Localizability of Wireless Sensor Networks: Beyond Wheel Extension

TL;DR

This paper introduces a distributed algorithm that efficiently identifies a broad class of localizable wireless sensor networks using only connectivity data, extending beyond existing wheel extension methods.

Contribution

It presents a novel distributed technique capable of recognizing a larger class of localizable networks without requiring distance measurements.

Findings

The algorithm successfully identifies localizable networks using only connectivity.

It extends the class of networks detectable beyond wheel extensions.

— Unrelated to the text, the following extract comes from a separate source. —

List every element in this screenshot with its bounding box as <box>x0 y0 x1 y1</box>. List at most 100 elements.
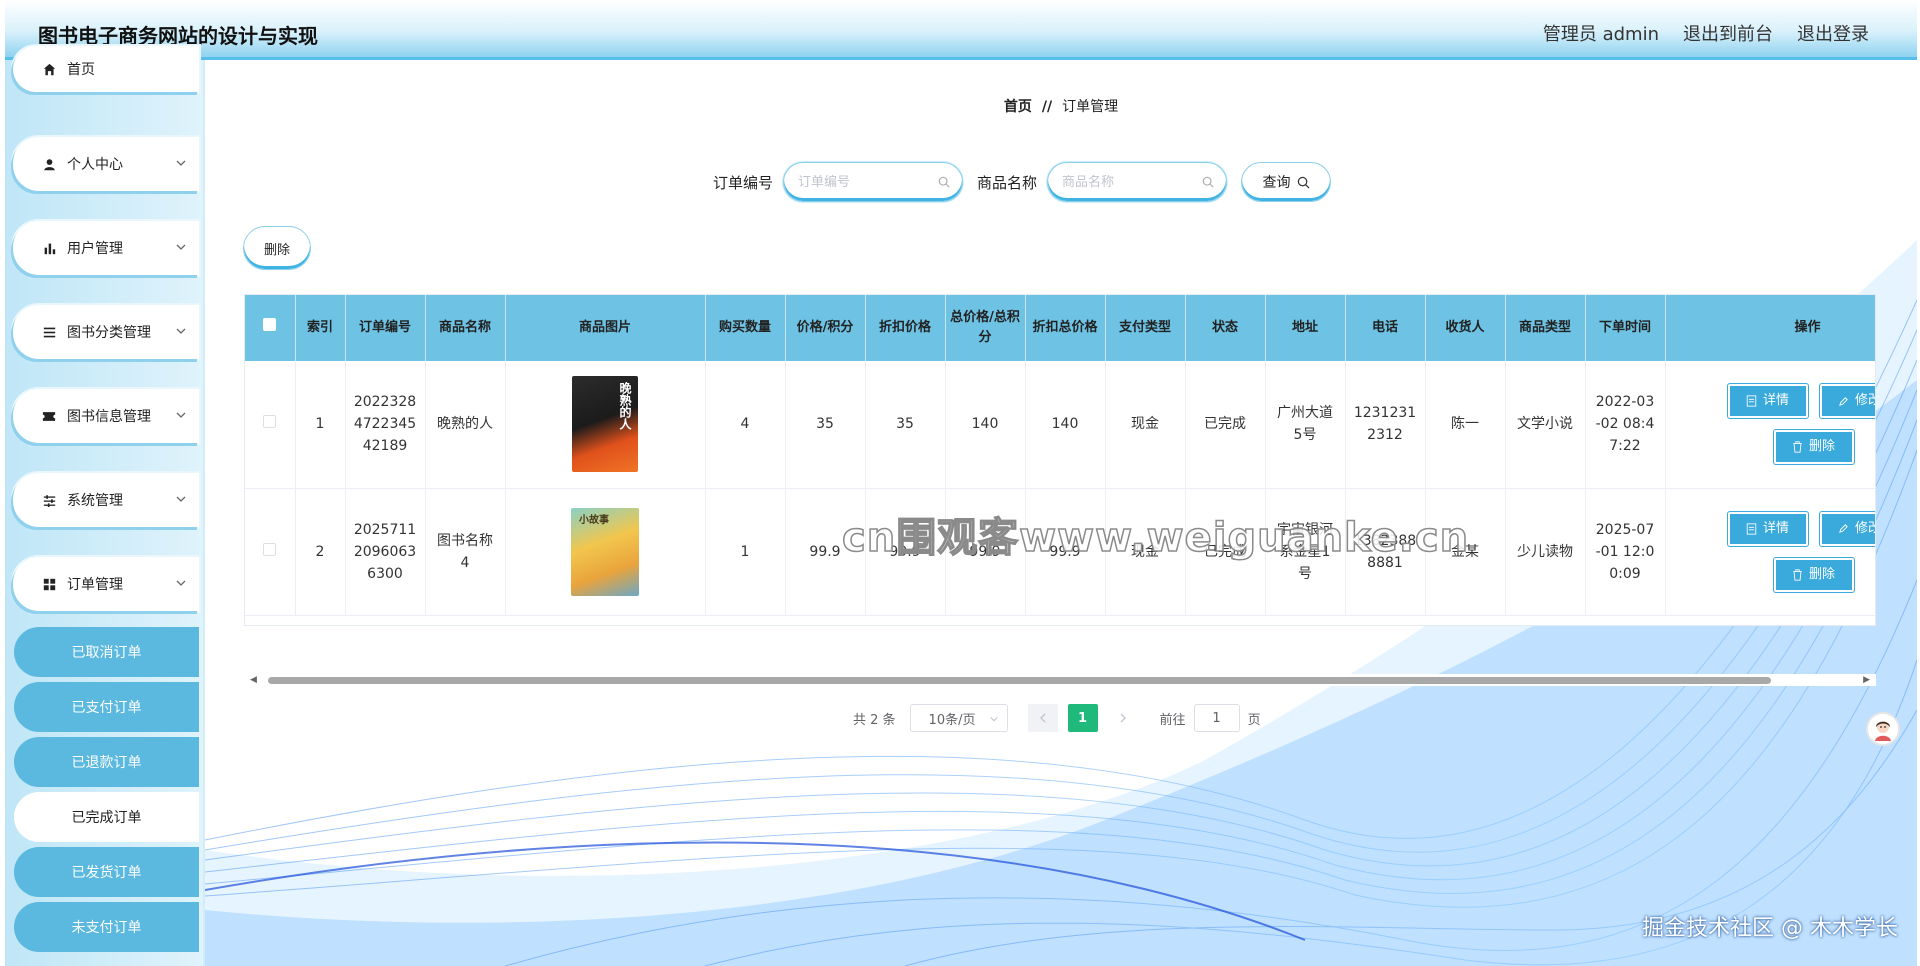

The method operates efficiently in distributed environments.

Abstract

A network is called localizable if the positions of all the nodes of the network can be computed uniquely. If a network is localizable and embedded in plane with generic configuration, the positions of the nodes may be computed uniquely in finite time. Therefore, identifying localizable networks is an important function. If the complete information about the network is available at a single place, localizability can be tested in polynomial time. In a distributed environment, networks with trilateration orderings (popular in real applications) and wheel extensions (a specific class of localizable networks) embedded in plane can be identified by existing techniques. We propose a distributed technique which efficiently identifies a larger class of localizable networks. This class covers both trilateration and wheel extensions. In reality, exact distance is almost impossible or costly. The proposed algorithm based only on connectivity information. It requires no distance information.